The median price of a home sold in the San Francisco Bay area topped $600,000 for the first time in June amid a near record month of sales, analysts said Tuesday.
The median price paid for a home in the region rose to $610,000 in June, up 18.2 percent from a year earlier and 2.5 percent from May, according to real estate information service DataQuick Information Systems.
The nine-county region recorded sales of 13,014 new and resale houses and condominiums in June, up 2.5 percent from May, but down 7.7 percent from a year earlier, DataQuick said.
"Robust demand, unchanging mortgage interest rates and a few more homes on the market are the likely factors behind the strong June numbers. We expect the rest of the summer to be like this," said DataQuick's president Marshall Prentice.
DataQuick reported Monday home prices and sales in Southern California reached new highs in June. The median price paid for a home there rose to $465,000, a gain of 14.5 percent from a year earlier and 2.0 percent from May, DataQuick said.
The company said 35,454 new and resale homes and condominiums were sold in Los Angeles, Riverside, San Diego, Ventura, San Bernardino and Orange counties in June, a rise of 2.1 percent from a year earlier and 14.8 percent from May.
Housing analysts are split over whether California is forming a housing "bubble" as home prices in the state have nearly doubled since late 2001, pulling prices up in the San Francisco Bay area even while it struggled to emerge from the long high-tech slump.
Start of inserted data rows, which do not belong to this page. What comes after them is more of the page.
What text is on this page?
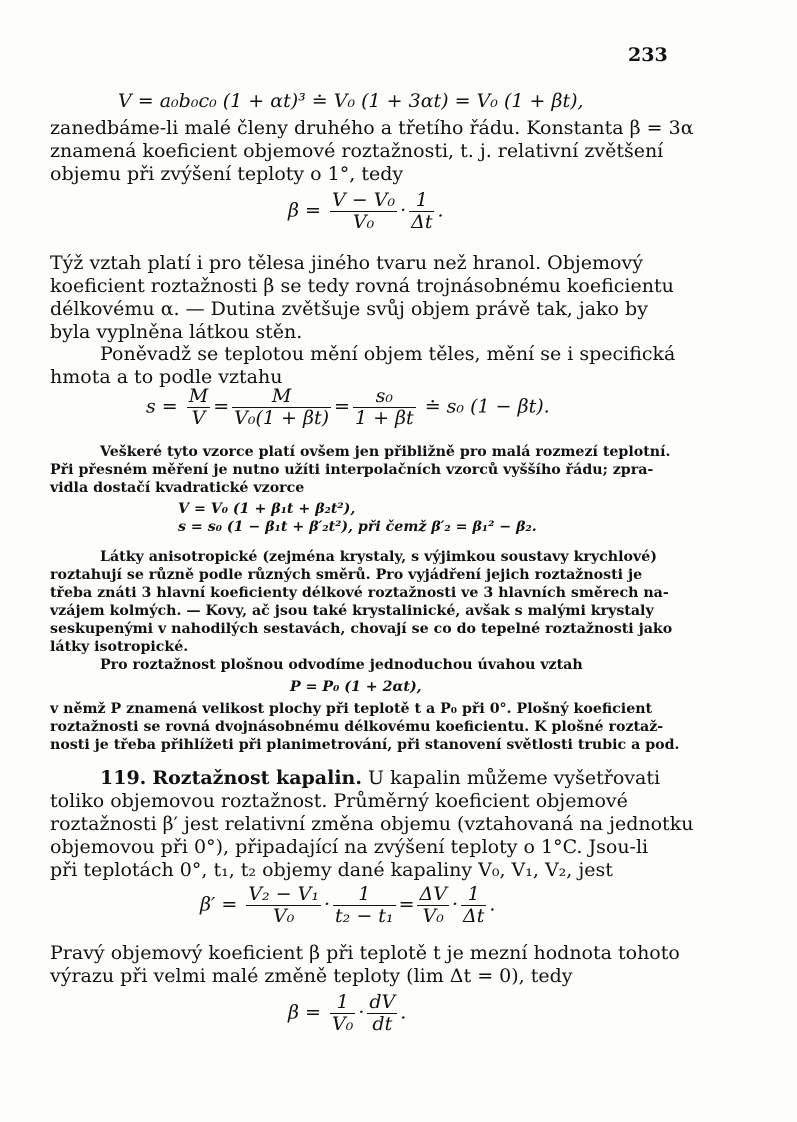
233
V = a₀b₀c₀ (1 + αt)³ ≐ V₀ (1 + 3αt) = V₀ (1 + βt),
zanedbáme-li malé členy druhého a třetího řádu. Konstanta β = 3α
znamená koeficient objemové roztažnosti, t. j. relativní zvětšení
objemu při zvýšení teploty o 1°, tedy
$\beta = \frac{\text{V − V₀}}{\text{V₀}} \cdot \frac{1}{\Delta t}$ .
Týž vztah platí i pro tělesa jiného tvaru než hranol. Objemový
koeficient roztažnosti β se tedy rovná trojnásobnému koeficientu
délkovému α. — Dutina zvětšuje svůj objem právě tak, jako by
byla vyplněna látkou stěn.
Poněvadž se teplotou mění objem těles, mění se i specifická
hmota a to podle vztahu
$s = \frac{M}{V} = \frac{M}{\text{V₀(1 + βt)}} = \frac{\text{s₀}}{1 + \beta t}$ ≐ s₀ (1 − βt).
Veškeré tyto vzorce platí ovšem jen přibližně pro malá rozmezí teplotní.
Při přesném měření je nutno užíti interpolačních vzorců vyššího řádu; zpra-
vidla dostačí kvadratické vzorce
V = V₀ (1 + β₁t + β₂t²),
s = s₀ (1 − β₁t + β′₂t²), při čemž β′₂ = β₁² − β₂.
Látky anisotropické (zejména krystaly, s výjimkou soustavy krychlové)
roztahují se různě podle různých směrů. Pro vyjádření jejich roztažnosti je
třeba znáti 3 hlavní koeficienty délkové roztažnosti ve 3 hlavních směrech na-
vzájem kolmých. — Kovy, ač jsou také krystalinické, avšak s malými krystaly
seskupenými v nahodilých sestavách, chovají se co do tepelné roztažnosti jako
látky isotropické.
Pro roztažnost plošnou odvodíme jednoduchou úvahou vztah
P = P₀ (1 + 2αt),
v němž P znamená velikost plochy při teplotě t a P₀ při 0°. Plošný koeficient
roztažnosti se rovná dvojnásobnému délkovému koeficientu. K plošné roztaž-
nosti je třeba přihlížeti při planimetrování, při stanovení světlosti trubic a pod.
119. Roztažnost kapalin. U kapalin můžeme vyšetřovati
toliko objemovou roztažnost. Průměrný koeficient objemové
roztažnosti β′ jest relativní změna objemu (vztahovaná na jednotku
objemovou při 0°), připadající na zvýšení teploty o 1°C. Jsou-li
při teplotách 0°, t₁, t₂ objemy dané kapaliny V₀, V₁, V₂, jest
$\beta' = \frac{\text{V₂ − V₁}}{\text{V₀}} \cdot \frac{1}{\text{t₂ − t₁}} = \frac{\Delta V}{\text{V₀}} \cdot \frac{1}{\Delta t}$ .
Pravý objemový koeficient β při teplotě t je mezní hodnota tohoto
výrazu při velmi malé změně teploty (lim Δt = 0), tedy
$\beta = \frac{1}{\text{V₀}} \cdot \frac{dV}{dt}$ .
California's rising home prices have been propelled by home buyers snapping up low long-term mortgage rates and adjustable-rate and interest-only mortgage loans.
Bearish analysts say the state's housing market can not maintain its torrid rate of home price appreciation and expect it to at least plateau. Bullish analysts counter California's population is growing rapidly amid a persistent shortage of housing, which will add upward pressure to home prices.
The median home price in California will surge 16 percent to new record of $523,150 this year from 2004 and sales of existing detached single-family homes will rise 1.4 percent to 633,490 from last year's record of 624,740 sales, the California Association of Realtors forecast last month.